The Real Cost of Siloed Scheduling
At $28M in annual agency spend, the problem isn't that float nurses don't exist — it's that no one is looking across units until it's too late to deploy them. Qgenda holds the data: shift patterns, unit demand histories, float pool certifications. But when those records live in 10 separate manager workflows with no cross-unit reconciliation layer, the system defaults to agency fills every time a gap appears with fewer than 12 hours on the clock. The day-of staffing call becomes damage control, not optimization.
How an AI Agent Approaches Cross-Unit Float Optimization
An AI Labor Company agent works by extracting float pool optimization logic directly from your existing Qgenda scheduling histories and Kronos Workforce Dimensions actual-staffing records — no manual configuration of rules, no new scheduling system to implement. Once deployed, the agent runs daily against upcoming shifts, identifies float-eligible nurses whose certifications and availability match open units 72 hours out, and generates an optimized assignment plan. That plan routes to you in Microsoft Teams or email for approval before any assignment is confirmed. Tableau dashboards track which units are driving the remaining agency spend and why, so the feedback loop improves over time.
What This Is Actually Worth
Agency nursing is a direct cost line, so the business case here is straightforward revenue recovery. Teams in this position typically find that 60–80% of the manual work in cross-unit float coordination can be handled by the agent, with float utilization improving materially within the first few scheduling cycles. The targeted outcome is a $5–8M reduction in annual agency spend against a $28M baseline — not by reducing float pool size, but by using the float pool you already have. The agent is typically live and producing optimized float plans in about 6 weeks. At current agency bill rates, even a partial improvement in float utilization pays back the engagement cost in the first quarter.

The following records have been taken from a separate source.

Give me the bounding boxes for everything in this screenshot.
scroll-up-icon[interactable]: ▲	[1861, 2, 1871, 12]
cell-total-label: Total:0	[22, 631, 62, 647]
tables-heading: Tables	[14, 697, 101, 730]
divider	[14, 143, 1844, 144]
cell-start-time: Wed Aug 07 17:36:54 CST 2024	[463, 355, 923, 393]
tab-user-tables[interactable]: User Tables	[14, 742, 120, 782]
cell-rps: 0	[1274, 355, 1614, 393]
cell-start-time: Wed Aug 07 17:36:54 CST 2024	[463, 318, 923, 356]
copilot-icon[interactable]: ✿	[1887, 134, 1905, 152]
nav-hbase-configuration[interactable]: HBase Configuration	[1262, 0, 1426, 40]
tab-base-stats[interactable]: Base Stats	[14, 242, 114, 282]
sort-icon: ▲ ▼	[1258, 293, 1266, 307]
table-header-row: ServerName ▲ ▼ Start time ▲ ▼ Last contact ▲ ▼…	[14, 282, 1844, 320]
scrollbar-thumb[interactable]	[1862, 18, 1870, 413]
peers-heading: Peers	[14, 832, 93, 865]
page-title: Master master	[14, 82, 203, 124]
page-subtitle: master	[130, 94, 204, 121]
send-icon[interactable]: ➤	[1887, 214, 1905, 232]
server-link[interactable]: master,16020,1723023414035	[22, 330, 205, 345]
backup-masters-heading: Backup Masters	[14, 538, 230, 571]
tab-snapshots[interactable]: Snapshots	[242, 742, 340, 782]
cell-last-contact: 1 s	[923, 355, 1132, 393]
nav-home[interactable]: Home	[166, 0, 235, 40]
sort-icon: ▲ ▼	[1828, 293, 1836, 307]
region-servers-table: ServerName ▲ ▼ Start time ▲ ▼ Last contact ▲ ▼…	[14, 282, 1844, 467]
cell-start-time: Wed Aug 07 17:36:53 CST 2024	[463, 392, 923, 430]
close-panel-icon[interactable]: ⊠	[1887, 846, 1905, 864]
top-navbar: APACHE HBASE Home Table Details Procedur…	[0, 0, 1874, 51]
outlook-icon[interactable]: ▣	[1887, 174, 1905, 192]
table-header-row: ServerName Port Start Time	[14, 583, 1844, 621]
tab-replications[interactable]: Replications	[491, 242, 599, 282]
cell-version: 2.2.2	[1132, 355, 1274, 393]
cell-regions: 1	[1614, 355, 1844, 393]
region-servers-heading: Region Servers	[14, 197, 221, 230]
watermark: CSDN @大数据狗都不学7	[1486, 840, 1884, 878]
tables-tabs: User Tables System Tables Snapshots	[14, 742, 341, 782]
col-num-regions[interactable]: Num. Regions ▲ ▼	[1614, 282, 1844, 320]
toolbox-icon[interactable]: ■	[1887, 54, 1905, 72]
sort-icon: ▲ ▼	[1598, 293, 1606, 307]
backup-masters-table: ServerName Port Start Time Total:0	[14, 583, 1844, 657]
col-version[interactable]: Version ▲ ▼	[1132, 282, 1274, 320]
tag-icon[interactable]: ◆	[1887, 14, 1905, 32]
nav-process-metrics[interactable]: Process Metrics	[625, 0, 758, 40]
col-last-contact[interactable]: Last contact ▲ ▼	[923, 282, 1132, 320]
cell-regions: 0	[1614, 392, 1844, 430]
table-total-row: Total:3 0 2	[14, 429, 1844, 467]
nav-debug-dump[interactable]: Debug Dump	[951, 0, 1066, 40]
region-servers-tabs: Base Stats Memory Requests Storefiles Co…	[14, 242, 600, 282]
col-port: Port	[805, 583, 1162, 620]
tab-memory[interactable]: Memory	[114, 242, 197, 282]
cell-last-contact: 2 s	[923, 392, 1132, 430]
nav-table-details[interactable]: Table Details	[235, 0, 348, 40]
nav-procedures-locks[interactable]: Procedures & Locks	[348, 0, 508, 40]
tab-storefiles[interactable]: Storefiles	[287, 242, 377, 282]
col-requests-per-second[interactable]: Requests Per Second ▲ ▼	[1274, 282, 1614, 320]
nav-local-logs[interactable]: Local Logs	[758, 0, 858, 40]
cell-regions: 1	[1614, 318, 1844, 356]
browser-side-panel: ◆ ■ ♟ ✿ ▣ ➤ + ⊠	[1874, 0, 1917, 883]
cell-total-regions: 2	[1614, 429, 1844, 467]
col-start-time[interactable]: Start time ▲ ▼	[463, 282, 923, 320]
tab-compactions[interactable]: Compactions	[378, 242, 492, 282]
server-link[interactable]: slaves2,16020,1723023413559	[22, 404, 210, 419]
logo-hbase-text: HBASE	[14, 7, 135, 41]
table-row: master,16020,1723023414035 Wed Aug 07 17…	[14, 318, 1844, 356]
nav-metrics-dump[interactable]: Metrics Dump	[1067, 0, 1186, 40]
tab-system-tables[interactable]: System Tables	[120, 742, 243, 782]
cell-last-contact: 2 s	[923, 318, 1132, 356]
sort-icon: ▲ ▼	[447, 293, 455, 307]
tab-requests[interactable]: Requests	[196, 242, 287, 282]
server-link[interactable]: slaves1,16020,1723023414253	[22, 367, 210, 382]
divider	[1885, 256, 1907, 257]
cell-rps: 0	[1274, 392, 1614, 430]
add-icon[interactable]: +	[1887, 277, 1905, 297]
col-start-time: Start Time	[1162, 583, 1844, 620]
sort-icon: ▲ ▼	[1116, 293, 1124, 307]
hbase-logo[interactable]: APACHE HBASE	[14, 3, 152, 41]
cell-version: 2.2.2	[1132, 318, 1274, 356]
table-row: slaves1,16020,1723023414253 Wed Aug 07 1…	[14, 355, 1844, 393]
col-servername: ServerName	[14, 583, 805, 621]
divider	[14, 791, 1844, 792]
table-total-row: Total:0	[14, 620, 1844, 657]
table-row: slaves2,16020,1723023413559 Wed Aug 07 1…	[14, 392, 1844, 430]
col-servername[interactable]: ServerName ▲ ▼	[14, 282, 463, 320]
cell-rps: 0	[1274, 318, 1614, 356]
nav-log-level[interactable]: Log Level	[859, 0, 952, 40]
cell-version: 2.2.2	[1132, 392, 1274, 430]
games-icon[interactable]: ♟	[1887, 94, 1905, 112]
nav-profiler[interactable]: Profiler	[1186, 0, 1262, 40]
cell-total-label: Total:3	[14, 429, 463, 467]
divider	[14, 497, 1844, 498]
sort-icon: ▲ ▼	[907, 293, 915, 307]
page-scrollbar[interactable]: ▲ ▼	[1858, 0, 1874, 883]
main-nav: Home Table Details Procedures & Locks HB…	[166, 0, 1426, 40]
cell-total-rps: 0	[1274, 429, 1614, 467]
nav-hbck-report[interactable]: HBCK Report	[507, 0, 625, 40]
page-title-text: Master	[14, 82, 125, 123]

Do we need to replace or reconfigure Qgenda to make this work?
No. The agent reads from your existing Qgenda scheduling data and Kronos records through integrations — it doesn't replace the scheduling system or require unit managers to change how they enter their data. The optimization layer sits on top of what you already have.
How does the agent handle union rules and certification matching?
The agent extracts float assignment logic from your historical Qgenda records, which already encode the constraints that have governed past placements — certification requirements, unit restrictions, and scheduling preferences. Edge cases requiring clinical judgment are surfaced to you for review rather than auto-assigned.
What does 72-hour advance notice actually change operationally?
It moves float assignment from reactive (day-of call, agency as the fallback) to planned (coordinator reviews and approves assignments two days out). That window is enough to give float nurses adequate notice, avoid last-minute agency calls, and let unit managers adjust staffing mix before the shift locks.